仕事を辞められない会社①-「退職の手続きを進めない会社」

「辞めたいのに辞められない」というのは、なんていうことがあるのでしょうか?

みなさんが思っている以上に、「辞めたいのに辞められない」人は、本当にたくさんいます。

一部の例外を除けば、労働者は自由に退職する権利を持っています。

にもかかわらず、「人手が足らない」、「業務が回らなくなる」といった、会社側の都合で、強引な引きとめをする会社があるのです。

こうした会社は、普段の業務内容やマネジメントにも問題があるケースが少なくありません。「ひどい会社だから辞めたい」けれど、「ひどい会社だから辞められない」という状態に陥ってしまうのです。

退職の手続きを進めない会社

「退職は認めるけど、まずはその前に話し合いが必要だ」などと主張して、退職をズルズルと先延ばしにするのが、このパターンです。

「話し合いが必要だ」と言いながら、「忙しくて時間が取れない」と、なかなか退職に向けての面談の機会を作ってくれないという場合もあれば、逆に何度も何度も、しつこいくらい面談の場を設けて退職希望者を疲れさせ、「こんなに面倒でつらい思いをするなら」と退職を諦めさせようとする場合もあります。

Aさん(23歳・不動産)の場合

前職は不動産会社で住宅の飛び込み営業です。常に自分の能力を上回る結果を求められ、なかなかノルマを達成することができませんでした。ノルマが達成できない僕に上司もイラついたのでしょう。毎日のように「うっとうしい」、「頭おかしいんか?」など、人格を否定するような言葉をぶつけてきて、僕はだんだん精神的に疲弊していきました。

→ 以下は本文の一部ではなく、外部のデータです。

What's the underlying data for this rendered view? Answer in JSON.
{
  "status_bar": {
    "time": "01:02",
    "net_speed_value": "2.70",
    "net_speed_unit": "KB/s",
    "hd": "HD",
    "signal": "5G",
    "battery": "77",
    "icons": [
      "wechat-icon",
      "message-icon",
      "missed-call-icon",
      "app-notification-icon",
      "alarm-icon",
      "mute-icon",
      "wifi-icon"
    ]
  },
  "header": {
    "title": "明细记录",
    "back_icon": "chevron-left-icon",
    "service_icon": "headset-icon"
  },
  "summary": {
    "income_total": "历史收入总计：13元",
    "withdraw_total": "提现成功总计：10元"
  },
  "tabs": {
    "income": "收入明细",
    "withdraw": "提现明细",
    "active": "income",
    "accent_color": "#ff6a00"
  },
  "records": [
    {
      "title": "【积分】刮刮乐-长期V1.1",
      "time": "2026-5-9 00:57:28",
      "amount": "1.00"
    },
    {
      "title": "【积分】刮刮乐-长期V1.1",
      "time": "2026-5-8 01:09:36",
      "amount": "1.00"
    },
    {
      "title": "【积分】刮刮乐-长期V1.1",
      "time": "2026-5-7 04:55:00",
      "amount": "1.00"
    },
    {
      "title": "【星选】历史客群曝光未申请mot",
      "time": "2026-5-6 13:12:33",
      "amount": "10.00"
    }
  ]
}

「こんな生活が続くなら、いっそ辞めよう」と、ようやく心を決めたときには、同期は誰も残っていませんでした。なかなか決意できなかったのは、同期が辞めるとき、会議室に呼ばれて深夜まで上司から責められているのを見ていたからです。5時間も上司に追い込まれるなんて、とても耐えられない。自分は絶対にそんな目にはあいたくない。そう思って、退職代行をお願いしたのです。

面談も一対一で行われるとは限らず、複数人で取り囲んで説得しようとすることもあれば、遠く離れた本社(本部)まで呼び出されるようなケースもあります。もっとも、この程度ならまだマシです。

Gさん(25歳・事務職)

妊娠をしたので退職を申し出たにもかかわらず、いつまでたっても辞めさせてもらえません。忙しさとストレスで流産したらどうしようって、不安でした。

何度、退職を申し出ても、社長は「退職には事前の話し合いが必要だ」、「すでにシフトが出ている分は出てもらわないと困る」と説教を繰り返したのです。これだけ聞くと、筋が通っている話のようにも思えます。

しかし、社長は「事前の話し合いが必要だ」と言いながら、一向にその話し合いの場を作ろうとしませんでした。

そして、次のシフトを強引に入れ続けていたのです。そもそも最初から辞めさせるつもりなどまったくなく、ただ単に退職を引き延ばすことが目的でした。社長の言い分に従う限り、いつまでたっても辞めることはできません。

ほかにも、手続きをわざと面倒にして退職を諦めさせたり、退職時期をなんとか先延ばしにしようとする会社もあります。

一方で、急に昇給をちらつかせるなど、辞意を聞いたとたんに態度を変える会社もあります。自分にとって都合のいいときだけの優しさは信頼できません。今後も同じことを繰り返すはずです。

Bさん(41歳・看護師)の場合

看護師という仕事は大好きですし、やりがいは感じていましたが、とにかく病棟での人間関係が最悪だったんです。
常に誰かが誰かの悪口を言っている。
気に入らない後輩には徹底的にきつく当たる。
患者さんのいる前で病院への文句を垂れ流す。

そんな人たちと毎日、一緒にいるのに嫌気がさして、転職活動をはじめました。退職の意思はすぐに看護部長に伝えました。

でも、「あなたの気持ちはわかったから、いったん病棟を異動して、それでも辞めたいという気持ちが強いなら考えましょう」の一点張り。離職率を下げたくないのがみえみえで、腹立たしい気持ちでいっぱいでした。

看護師長は最初、私の意思を理解してくれていましたが、院内での立場は看護部長のほうが上。部長に説得されたのでしょう。「異動して環境が変われば、また楽しく働ける」、「それから考えましょう」と言い出したのです。

何を言っても、話が先に進みません。そうこうしているうちに、次の職場が決まったので、退職代行をお願いしました。